Sometimes, when I'm in the trenches, I look to my left expecting Blake to be there. I don't think it has settled that he's actually gone and that I'll never have to follow him on a journey to get his rations because he'll somehow knock someone over and they'll want to fight him. I was so busy thinking about getting to your other brother, it didn't settle. Then I was in the medical tent getting hounded questions about what hurts and if I had any bullets in me. I didn't even know where it hurt, I was so numb. I had a bullet in my leg that I hadn't even known. Then I had the journey back to make. It only settles at night, when I'm at a fire, or hearing screams and I turn to talk to Blake and it's a new soldier. I'm sorry that it wasn't me. I would do anything to be in Blake's place right now.

I apologize for my rashness. I feel as if I can share more of what I am feeling candidly than with my family. My mother worries, far too much for me to ever tell her the full truth of what I feel. Besides, I don't think she'll even remember who Blake is. I've told her at least six times and each new letter, she asks about the country boy that I sit by. You, however, seem to be easy to open to, easy to express how I am actually feeling. So, it seemed befitting that today, the day I feel at my lowest, I write to you, Mary. It eases me, as the smoke is over our head and the shots are fired over our heads, that I write to someone safe at home. Someone who is in England, on an orchard, with their parents and their brother on a boat, heading for his family home.

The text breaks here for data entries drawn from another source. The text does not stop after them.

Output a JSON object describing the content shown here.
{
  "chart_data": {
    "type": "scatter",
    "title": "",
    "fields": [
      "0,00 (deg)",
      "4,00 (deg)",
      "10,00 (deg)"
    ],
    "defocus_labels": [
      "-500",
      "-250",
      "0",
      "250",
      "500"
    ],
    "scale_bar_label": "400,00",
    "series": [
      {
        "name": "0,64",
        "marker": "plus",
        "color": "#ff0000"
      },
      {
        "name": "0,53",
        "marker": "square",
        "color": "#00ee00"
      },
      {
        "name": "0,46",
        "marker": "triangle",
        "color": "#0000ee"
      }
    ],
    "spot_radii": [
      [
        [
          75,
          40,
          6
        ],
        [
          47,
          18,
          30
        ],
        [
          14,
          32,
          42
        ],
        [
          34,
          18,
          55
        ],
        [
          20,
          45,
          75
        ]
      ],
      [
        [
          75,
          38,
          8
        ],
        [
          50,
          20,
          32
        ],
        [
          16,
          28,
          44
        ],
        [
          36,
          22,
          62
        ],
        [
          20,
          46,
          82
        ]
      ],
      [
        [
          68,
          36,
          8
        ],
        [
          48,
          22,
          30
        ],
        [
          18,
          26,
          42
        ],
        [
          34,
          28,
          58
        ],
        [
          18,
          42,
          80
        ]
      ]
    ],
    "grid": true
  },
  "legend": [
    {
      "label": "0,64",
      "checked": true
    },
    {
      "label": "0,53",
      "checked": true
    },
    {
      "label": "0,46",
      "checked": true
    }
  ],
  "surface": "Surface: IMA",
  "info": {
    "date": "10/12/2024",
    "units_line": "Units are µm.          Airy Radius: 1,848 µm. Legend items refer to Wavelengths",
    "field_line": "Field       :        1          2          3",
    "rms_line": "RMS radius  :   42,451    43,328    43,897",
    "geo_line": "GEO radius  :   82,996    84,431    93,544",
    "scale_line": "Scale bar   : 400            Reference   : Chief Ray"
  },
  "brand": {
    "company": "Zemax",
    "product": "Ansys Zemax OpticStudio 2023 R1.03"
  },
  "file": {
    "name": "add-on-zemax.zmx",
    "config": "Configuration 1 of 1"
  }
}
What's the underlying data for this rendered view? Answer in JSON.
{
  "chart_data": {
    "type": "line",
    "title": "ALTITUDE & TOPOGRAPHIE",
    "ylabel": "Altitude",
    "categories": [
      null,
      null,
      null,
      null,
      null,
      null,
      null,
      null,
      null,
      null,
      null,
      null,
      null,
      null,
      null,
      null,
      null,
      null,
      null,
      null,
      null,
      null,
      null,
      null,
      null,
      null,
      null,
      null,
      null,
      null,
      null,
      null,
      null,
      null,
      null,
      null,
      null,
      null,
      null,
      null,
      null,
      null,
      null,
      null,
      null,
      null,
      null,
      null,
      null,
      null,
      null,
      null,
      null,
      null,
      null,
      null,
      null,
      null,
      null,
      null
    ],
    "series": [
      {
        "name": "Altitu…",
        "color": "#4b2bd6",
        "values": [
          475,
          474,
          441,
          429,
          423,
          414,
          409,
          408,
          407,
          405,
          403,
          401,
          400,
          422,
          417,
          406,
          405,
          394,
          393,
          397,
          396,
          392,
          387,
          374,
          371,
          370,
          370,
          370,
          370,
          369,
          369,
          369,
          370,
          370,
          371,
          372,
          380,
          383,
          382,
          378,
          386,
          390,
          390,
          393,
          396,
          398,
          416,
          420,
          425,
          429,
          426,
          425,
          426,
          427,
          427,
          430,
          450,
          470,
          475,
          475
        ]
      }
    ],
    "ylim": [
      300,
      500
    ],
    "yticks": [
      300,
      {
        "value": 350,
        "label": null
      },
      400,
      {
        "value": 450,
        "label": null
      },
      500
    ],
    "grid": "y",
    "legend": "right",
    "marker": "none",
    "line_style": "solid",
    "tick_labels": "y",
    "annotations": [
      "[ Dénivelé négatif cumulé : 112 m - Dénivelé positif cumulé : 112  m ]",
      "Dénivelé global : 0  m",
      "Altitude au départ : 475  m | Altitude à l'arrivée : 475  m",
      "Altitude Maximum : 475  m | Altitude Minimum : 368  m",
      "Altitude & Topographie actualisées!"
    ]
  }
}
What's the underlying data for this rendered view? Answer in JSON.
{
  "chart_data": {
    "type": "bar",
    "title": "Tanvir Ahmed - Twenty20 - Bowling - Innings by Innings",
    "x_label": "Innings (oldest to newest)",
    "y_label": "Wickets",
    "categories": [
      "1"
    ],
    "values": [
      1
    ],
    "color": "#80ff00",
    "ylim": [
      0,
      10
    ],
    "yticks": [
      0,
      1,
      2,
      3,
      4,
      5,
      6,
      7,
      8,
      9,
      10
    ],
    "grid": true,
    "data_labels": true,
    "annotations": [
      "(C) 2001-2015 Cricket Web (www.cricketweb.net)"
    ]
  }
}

Tell me about your home. If you will. I know you live in an orchard. Blake told me that he and Joseph used to pick the cherries from the trees at harvest. Can you see the orchard from your house or is there a walk that you enjoy taking part in every time you must go to the Orchard? I live on a small farm with my family and the walk to the pasture where the horses are gives me little time to spend with my thoughts. That walk is what I imagine when I'm walking to my post in the trenches. It eases me little, but the ease it does give me helps me get there in one piece. It helps me fight the urge to jump into No Man's Land.